Marshall: Der Auslöser war eigentlich eine Weihnachtsplatte. Da könnte man zwar stilistisch experimentieren, aber Weihnachten ist Weihnachten – also ein Thema. Diese Platte wurde sehr erfolgreich, und wir haben gespürt, dass es eigentlich sehr schön ist, wenn man sich mal einer Sache konsequent widmet. So ging es dann weiter, bis zum aktuellen Programm „La Stella“, bei dem alle Lieder in italienischer Sprache gesungen werden.

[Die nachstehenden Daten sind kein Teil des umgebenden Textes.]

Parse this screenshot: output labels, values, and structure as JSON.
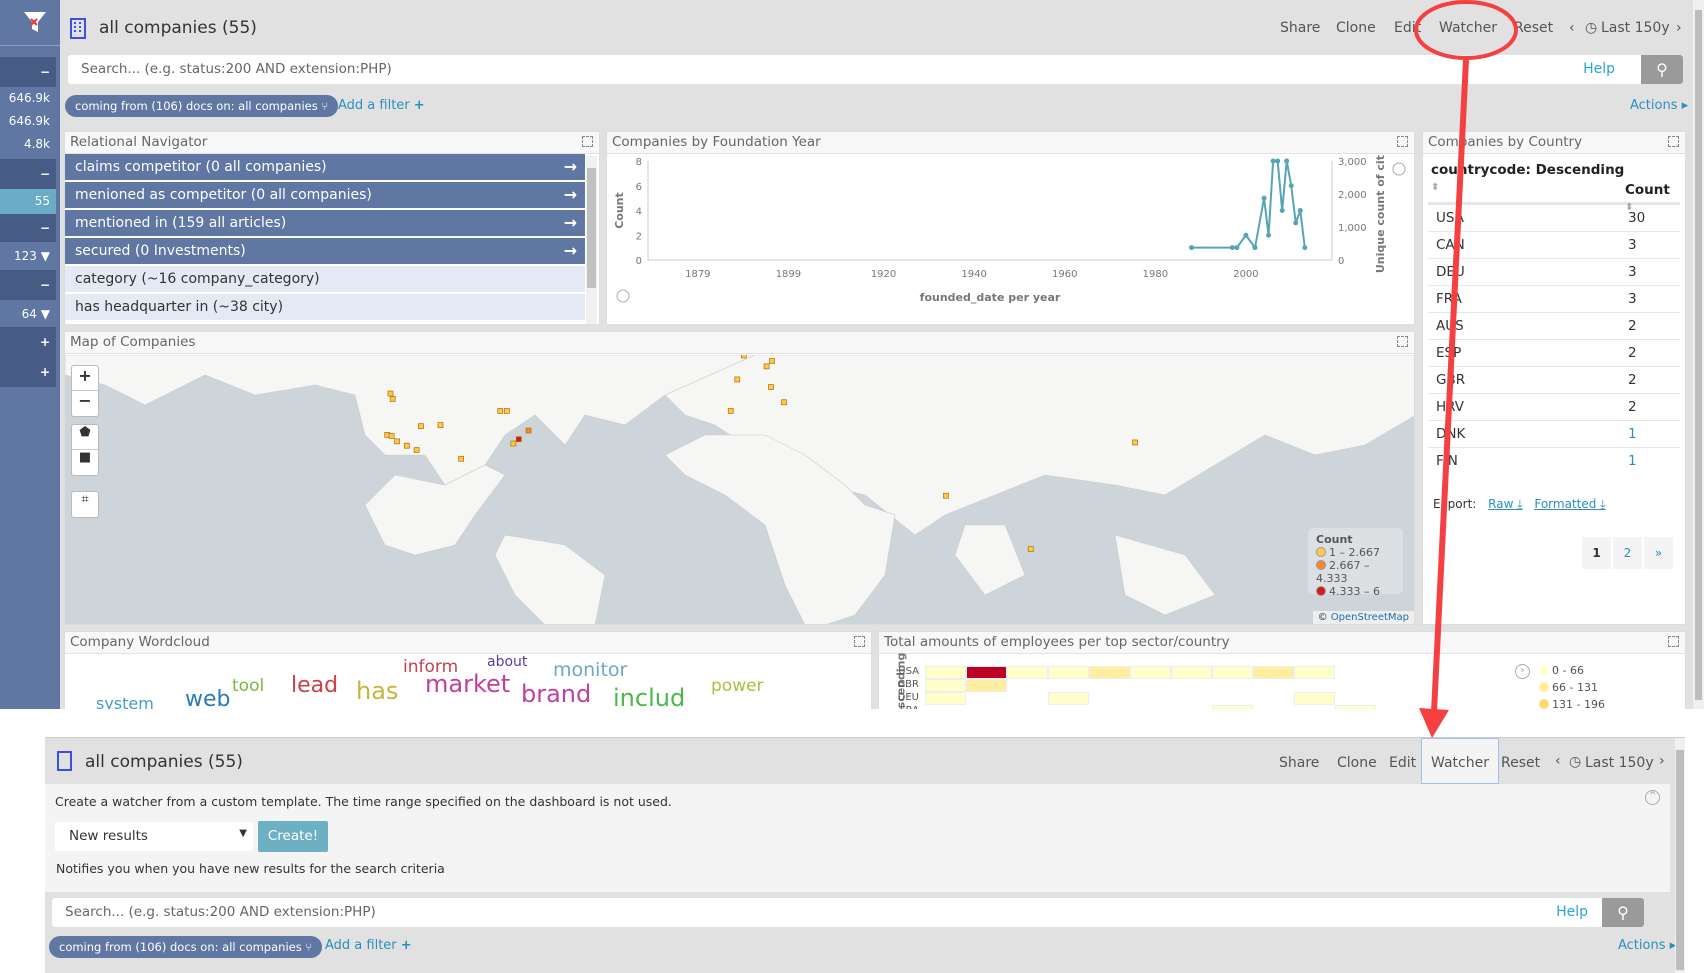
{
  "sidebar": {
    "items": [
      {
        "value": "",
        "control": "−"
      },
      {
        "value": "646.9k"
      },
      {
        "value": "646.9k"
      },
      {
        "value": "4.8k"
      },
      {
        "value": "",
        "control": "−"
      },
      {
        "value": "55"
      },
      {
        "value": "",
        "control": "−"
      },
      {
        "value": "123"
      },
      {
        "value": "",
        "control": "−"
      },
      {
        "value": "64"
      },
      {
        "value": "",
        "control": "+"
      },
      {
        "value": "",
        "control": "+"
      }
    ]
  },
  "header": {
    "title": "all companies (55)",
    "nav": [
      "Share",
      "Clone",
      "Edit",
      "Watcher",
      "Reset"
    ],
    "time_range": "Last 150y"
  },
  "search": {
    "placeholder": "Search... (e.g. status:200 AND extension:PHP)",
    "help": "Help"
  },
  "filters": {
    "pill": "coming from (106) docs on: all companies",
    "add_filter": "Add a filter",
    "actions": "Actions"
  },
  "relational_navigator": {
    "title": "Relational Navigator",
    "items": [
      {
        "label": "claims competitor (0 all companies)",
        "active": true
      },
      {
        "label": "menioned as competitor (0 all companies)",
        "active": true
      },
      {
        "label": "mentioned in (159 all articles)",
        "active": true
      },
      {
        "label": "secured (0 Investments)",
        "active": true
      },
      {
        "label": "category (~16 company_category)",
        "active": false
      },
      {
        "label": "has headquarter in (~38 city)",
        "active": false
      }
    ]
  },
  "chart_data": {
    "type": "line",
    "title": "Companies by Foundation Year",
    "xlabel": "founded_date per year",
    "ylabel": "Count",
    "y2label": "Unique count of city",
    "xlim": [
      1868,
      2019
    ],
    "ylim": [
      0,
      8
    ],
    "y2lim": [
      0,
      3000
    ],
    "xticks": [
      "1879",
      "1899",
      "1920",
      "1940",
      "1960",
      "1980",
      "2000"
    ],
    "yticks": [
      "0",
      "2",
      "4",
      "6",
      "8"
    ],
    "y2ticks": [
      "0",
      "1,000",
      "2,000",
      "3,000"
    ],
    "grid": false,
    "color": "#57a3b8",
    "x": [
      1988,
      1997,
      1998,
      2000,
      2002,
      2004,
      2005,
      2006,
      2007,
      2008,
      2009,
      2010,
      2011,
      2012,
      2013
    ],
    "values": [
      1,
      1,
      1,
      2,
      1,
      5,
      2,
      8,
      8,
      4,
      8,
      6,
      3,
      4,
      1
    ]
  },
  "country_table": {
    "title": "Companies by Country",
    "col1": "countrycode: Descending",
    "col2": "Count",
    "rows": [
      {
        "code": "USA",
        "count": "30"
      },
      {
        "code": "CAN",
        "count": "3"
      },
      {
        "code": "DEU",
        "count": "3"
      },
      {
        "code": "FRA",
        "count": "3"
      },
      {
        "code": "AUS",
        "count": "2"
      },
      {
        "code": "ESP",
        "count": "2"
      },
      {
        "code": "GBR",
        "count": "2"
      },
      {
        "code": "HRV",
        "count": "2"
      },
      {
        "code": "DNK",
        "count": "1"
      },
      {
        "code": "FIN",
        "count": "1"
      }
    ],
    "export_label": "Export:",
    "export_raw": "Raw",
    "export_formatted": "Formatted",
    "pages": [
      "1",
      "2",
      "»"
    ]
  },
  "map": {
    "title": "Map of Companies",
    "legend_title": "Count",
    "legend": [
      {
        "label": "1 – 2.667",
        "color": "#fdc94c"
      },
      {
        "label": "2.667 – 4.333",
        "color": "#f6872f"
      },
      {
        "label": "4.333 – 6",
        "color": "#d7191c"
      }
    ],
    "attribution_prefix": "©",
    "attribution": "OpenStreetMap"
  },
  "wordcloud": {
    "title": "Company Wordcloud",
    "words": [
      {
        "text": "inform",
        "color": "#c9404a"
      },
      {
        "text": "about",
        "color": "#5a3aa8"
      },
      {
        "text": "monitor",
        "color": "#6aa9c6"
      },
      {
        "text": "tool",
        "color": "#7ab83a"
      },
      {
        "text": "lead",
        "color": "#c9404a"
      },
      {
        "text": "has",
        "color": "#c9b43a"
      },
      {
        "text": "market",
        "color": "#c040a0"
      },
      {
        "text": "brand",
        "color": "#c040a0"
      },
      {
        "text": "includ",
        "color": "#4ab84a"
      },
      {
        "text": "power",
        "color": "#a8c040"
      },
      {
        "text": "system",
        "color": "#4a9ac6"
      },
      {
        "text": "web",
        "color": "#2a7ab8"
      }
    ]
  },
  "heatmap": {
    "title": "Total amounts of employees per top sector/country",
    "axis_label": "scending",
    "rows": [
      "USA",
      "GBR",
      "DEU",
      "FRA"
    ],
    "legend": [
      {
        "label": "0 - 66",
        "color": "#ffffcc"
      },
      {
        "label": "66 - 131",
        "color": "#ffeda0"
      },
      {
        "label": "131 - 196",
        "color": "#fed976"
      }
    ]
  },
  "watcher": {
    "description": "Create a watcher from a custom template. The time range specified on the dashboard is not used.",
    "template": "New results",
    "create": "Create!",
    "hint": "Notifies you when you have new results for the search criteria"
  },
  "annotation_color": "#f44040"
}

Uns hat das sehr gut getan, weil sich daraus einfach konsequentere Bühnenprogramme entwickelt haben. Und es fordert einen immer wieder auf neue Art.

Über Marc Marshall (48) und Jay Alexander (30)

Die beiden Sänger begannen ihre gemeinsame Karriere im Jahr 1998. Sie nahmen seither mehr als zehn Alben auf und veranstalteten mehrere Konzerttourneen. Derzeit sind sie auf Deutschlandtour mit ihrem jüngsten Album „La Stella“, auf dem alle Titel in italienischer Sprache gesungen sind. Marc Marshall ist der Sohn des Schlagersängers Tony Marshall, er wuchs in Baden-Baden auf. Jay Alexander kam als Alexander Pfitzenmeier in Neulingen bei Pforzheim zur Welt. Das Duo engagiert sich auch auf sozialem Gebiet, insbesondere für Menschen in den Flüchtlingslagern der Welthungerhilfe.